Ce fut une année très compliquée et frustrante, j’évoquerais même un sentiment immense de déception. Nous avons clairement été privées d’exercer notre métier de footballeuse. Côté garçons, la Ligue 1, Ligue 2 et National ont pu jouer, soit trois niveaux, alors que côté filles, seule la D1 a pu continuer. Nous n’avons pas compris cette décision, je pense qu’on aurait été capable de suivre les mêmes protocoles sanitaires que ces championnats. Chaque semaine, on attendait de nouvelles mesures afin de pouvoir reprendre à jouer, mais rien n’est arrivé. Nous nous sommes senties discriminées et incomprises, on nous a fait miroiter une date de reprise mais en réalité celle-ci n’est jamais arrivée. En tant que sportive de haut niveau, on s’entraîne quatre à sept fois par semaine pour la compétition, sauf qu’au final, on n’a rien eu à jouer.
Comment aider le football féminin à poursuivre son évolution ?
Tout d’abord, il existe désormais une chaîne consacrée à la D1 qui permet de démocratiser le football féminin, j’espère que la D2 sera aussi diffusée d’ici quelques années. Au-delà de la retransmission des matchs, nous avons besoin de plus de moyens, actuellement on est sur des championnats à 12, ce qui est très peu. Le football féminin est très disparate, par exemple, il existe un fossé considérable entre les moteurs du championnat (Paris et Lyon) et les derniers du championnat.
De même, un second fossé existe entre les clubs de fin de tableau de D1 et les promus de D2, ces derniers descendent généralement l’année d’après car il est difficile de se maintenir. Je pense que pour le bien du football féminin, on pourrait passer à une D1 à quatorze voire seize clubs, fusionner les deux poules de D2 afin de ne faire qu’un seul championnat d’un nombre équivalent et enfin recréer une D3 avec une ou plusieurs poules. En effet, il existe une fracture immense entre le football amateur (R1) et celui professionnel (D1-D2), c’est pourquoi une D3 permettrait de réduire les écarts entre ces championnats. Cela faciliterait ainsi le maintien de ces derniers en D2 lorsqu’ils sont promus.
Concernant la D1 féminine, il est évoqué l’idée d’un championnat à 10, qu’en penses-tu ?
Je suis formellement contre, selon moi, un championnat professionnel doit nécessairement compter un nombre plus important d’équipes, à titre de comparaison, la Ligue 1 évolue à vingt (bientôt à dix-huit). L’inconvénient de ce type de championnat est l’accès limité à la D1, de fait, la D2 ayant deux poules de douze, seul le premier de chaque championnat monte. Ainsi, à moins de faire la saison parfaite, il est difficile d’accéder à la D1 et cela le serait d’autant plus avec un championnat à dix. En poussant le vice plus loin, un système à dix se rapprocherait d’une ligue dite fermée, avec trois-quatre clubs faisant le « yoyo ». Enfin, un championnat réduit diminuerait le nombre de matchs joués par les clubs, ce qui n’irait pas non plus dans le sens de la démocratisation du football féminin.

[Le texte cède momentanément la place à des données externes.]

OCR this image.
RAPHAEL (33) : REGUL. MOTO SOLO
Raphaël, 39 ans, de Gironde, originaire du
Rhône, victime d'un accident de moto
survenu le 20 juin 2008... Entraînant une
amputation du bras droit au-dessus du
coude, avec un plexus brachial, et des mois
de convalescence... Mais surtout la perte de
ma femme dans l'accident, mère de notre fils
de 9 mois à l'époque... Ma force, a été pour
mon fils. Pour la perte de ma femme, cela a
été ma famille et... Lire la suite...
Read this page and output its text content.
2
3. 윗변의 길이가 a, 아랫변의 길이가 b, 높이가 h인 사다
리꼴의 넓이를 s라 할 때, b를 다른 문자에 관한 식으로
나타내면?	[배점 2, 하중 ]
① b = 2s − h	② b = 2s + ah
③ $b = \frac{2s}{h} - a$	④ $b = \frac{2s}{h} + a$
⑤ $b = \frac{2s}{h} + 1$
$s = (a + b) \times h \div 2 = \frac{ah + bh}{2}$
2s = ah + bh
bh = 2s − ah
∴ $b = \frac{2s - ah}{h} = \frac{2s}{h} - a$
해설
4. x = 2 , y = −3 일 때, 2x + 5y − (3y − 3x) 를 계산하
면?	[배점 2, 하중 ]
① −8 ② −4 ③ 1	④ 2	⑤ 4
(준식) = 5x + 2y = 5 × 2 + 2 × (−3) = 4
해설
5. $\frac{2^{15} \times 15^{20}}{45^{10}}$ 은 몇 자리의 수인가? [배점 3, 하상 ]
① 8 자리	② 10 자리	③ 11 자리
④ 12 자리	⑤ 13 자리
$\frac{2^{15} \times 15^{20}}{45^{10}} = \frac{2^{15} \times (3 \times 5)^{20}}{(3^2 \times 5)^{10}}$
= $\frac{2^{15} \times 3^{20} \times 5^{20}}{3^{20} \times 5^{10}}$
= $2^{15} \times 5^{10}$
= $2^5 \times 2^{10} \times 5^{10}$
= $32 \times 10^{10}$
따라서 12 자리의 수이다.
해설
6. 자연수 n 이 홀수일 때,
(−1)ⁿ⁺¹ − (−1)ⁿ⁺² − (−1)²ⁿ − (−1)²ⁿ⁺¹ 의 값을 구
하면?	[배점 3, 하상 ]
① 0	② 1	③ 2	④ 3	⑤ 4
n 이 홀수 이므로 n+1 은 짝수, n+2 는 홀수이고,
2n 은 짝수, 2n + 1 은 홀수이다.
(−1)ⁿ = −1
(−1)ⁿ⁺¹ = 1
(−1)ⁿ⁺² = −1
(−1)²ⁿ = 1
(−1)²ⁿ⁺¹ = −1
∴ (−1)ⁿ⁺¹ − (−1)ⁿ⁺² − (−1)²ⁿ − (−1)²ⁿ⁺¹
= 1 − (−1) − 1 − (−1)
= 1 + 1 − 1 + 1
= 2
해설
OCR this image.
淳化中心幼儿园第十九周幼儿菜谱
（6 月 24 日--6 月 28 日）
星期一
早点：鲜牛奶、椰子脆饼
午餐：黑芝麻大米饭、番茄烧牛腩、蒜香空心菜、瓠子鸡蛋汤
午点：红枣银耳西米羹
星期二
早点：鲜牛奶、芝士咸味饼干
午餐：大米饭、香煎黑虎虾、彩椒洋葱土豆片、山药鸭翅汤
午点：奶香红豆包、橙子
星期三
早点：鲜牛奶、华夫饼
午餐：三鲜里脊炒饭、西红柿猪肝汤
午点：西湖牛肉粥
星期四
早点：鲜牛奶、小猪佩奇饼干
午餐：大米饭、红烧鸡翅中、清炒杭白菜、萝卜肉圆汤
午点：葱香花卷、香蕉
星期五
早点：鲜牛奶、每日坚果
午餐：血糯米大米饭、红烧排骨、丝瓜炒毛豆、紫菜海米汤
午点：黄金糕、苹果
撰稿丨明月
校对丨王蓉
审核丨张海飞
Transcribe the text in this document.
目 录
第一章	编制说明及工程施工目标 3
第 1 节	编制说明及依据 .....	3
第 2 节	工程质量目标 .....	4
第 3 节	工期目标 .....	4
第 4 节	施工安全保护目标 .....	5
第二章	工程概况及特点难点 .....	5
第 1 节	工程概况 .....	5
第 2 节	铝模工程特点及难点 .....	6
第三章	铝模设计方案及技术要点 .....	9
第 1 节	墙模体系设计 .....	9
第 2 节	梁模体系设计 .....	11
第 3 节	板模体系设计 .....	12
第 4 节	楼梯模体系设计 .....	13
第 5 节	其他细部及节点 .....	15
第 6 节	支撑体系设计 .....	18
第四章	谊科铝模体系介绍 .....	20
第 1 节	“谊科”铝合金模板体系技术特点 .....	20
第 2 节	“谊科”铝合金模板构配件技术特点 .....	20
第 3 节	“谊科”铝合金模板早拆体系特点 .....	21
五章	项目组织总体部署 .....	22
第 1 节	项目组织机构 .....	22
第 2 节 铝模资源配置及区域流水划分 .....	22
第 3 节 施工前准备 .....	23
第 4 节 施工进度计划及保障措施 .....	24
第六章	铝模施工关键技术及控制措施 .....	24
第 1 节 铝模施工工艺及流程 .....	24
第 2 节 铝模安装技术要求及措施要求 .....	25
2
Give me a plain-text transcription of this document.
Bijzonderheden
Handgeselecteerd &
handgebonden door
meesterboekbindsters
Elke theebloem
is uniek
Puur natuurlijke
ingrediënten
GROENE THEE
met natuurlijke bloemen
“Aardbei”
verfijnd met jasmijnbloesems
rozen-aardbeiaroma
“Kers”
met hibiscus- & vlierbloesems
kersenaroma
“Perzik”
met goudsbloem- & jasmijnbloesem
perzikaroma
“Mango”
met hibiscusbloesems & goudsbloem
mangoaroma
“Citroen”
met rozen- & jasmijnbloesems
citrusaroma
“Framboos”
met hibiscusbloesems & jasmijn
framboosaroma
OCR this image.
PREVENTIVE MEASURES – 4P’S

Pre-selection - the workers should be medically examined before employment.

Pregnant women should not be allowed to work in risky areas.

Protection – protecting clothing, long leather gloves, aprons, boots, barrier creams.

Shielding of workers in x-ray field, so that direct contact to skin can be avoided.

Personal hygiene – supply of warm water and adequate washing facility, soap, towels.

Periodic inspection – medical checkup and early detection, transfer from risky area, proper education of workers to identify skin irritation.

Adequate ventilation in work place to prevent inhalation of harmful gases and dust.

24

Où situerais-tu le football féminin français par rapport à ses homologues européens ?
La France était en avance il y a encore deux-trois ans, désormais l’Espagne et l’Angleterre commencent à avoir plus d’impact et attire plus de joueuses. Cela s’explique notamment parce que ces championnats bénéficient de plus d’investissements, ce qui se traduit par une meilleure structuration et professionnalisme des clubs. En France, on a un peu l’impression d’être au ralenti à ce niveau. J’aimerais que cela évolue.
Sportivement, que peut-on te souhaiter pour les cinq prochaines années ?
On peut me souhaiter de pouvoir faire une saison pleine, que je retrouve le niveau que j’avais, puis rejouer en D1. J’ai eu la chance de fouler les pelouses de D1 à trois reprises lors de la fin de saison de 2017, ce serait une vraie récompense pour moi d’évoluer à nouveau au plus haut niveau. En complément de ma carrière, j’envisage de plus en plus de m’orienter vers un double projet joueuse – coach grâce à mon futur diplôme de BMF. Enfin, je ne serais pas contre de tenter l’aventure à l’étranger, notamment en Angleterre ou en Italie, je suis particulièrement intéressée par ces championnats qui sont de plus en plus attractifs.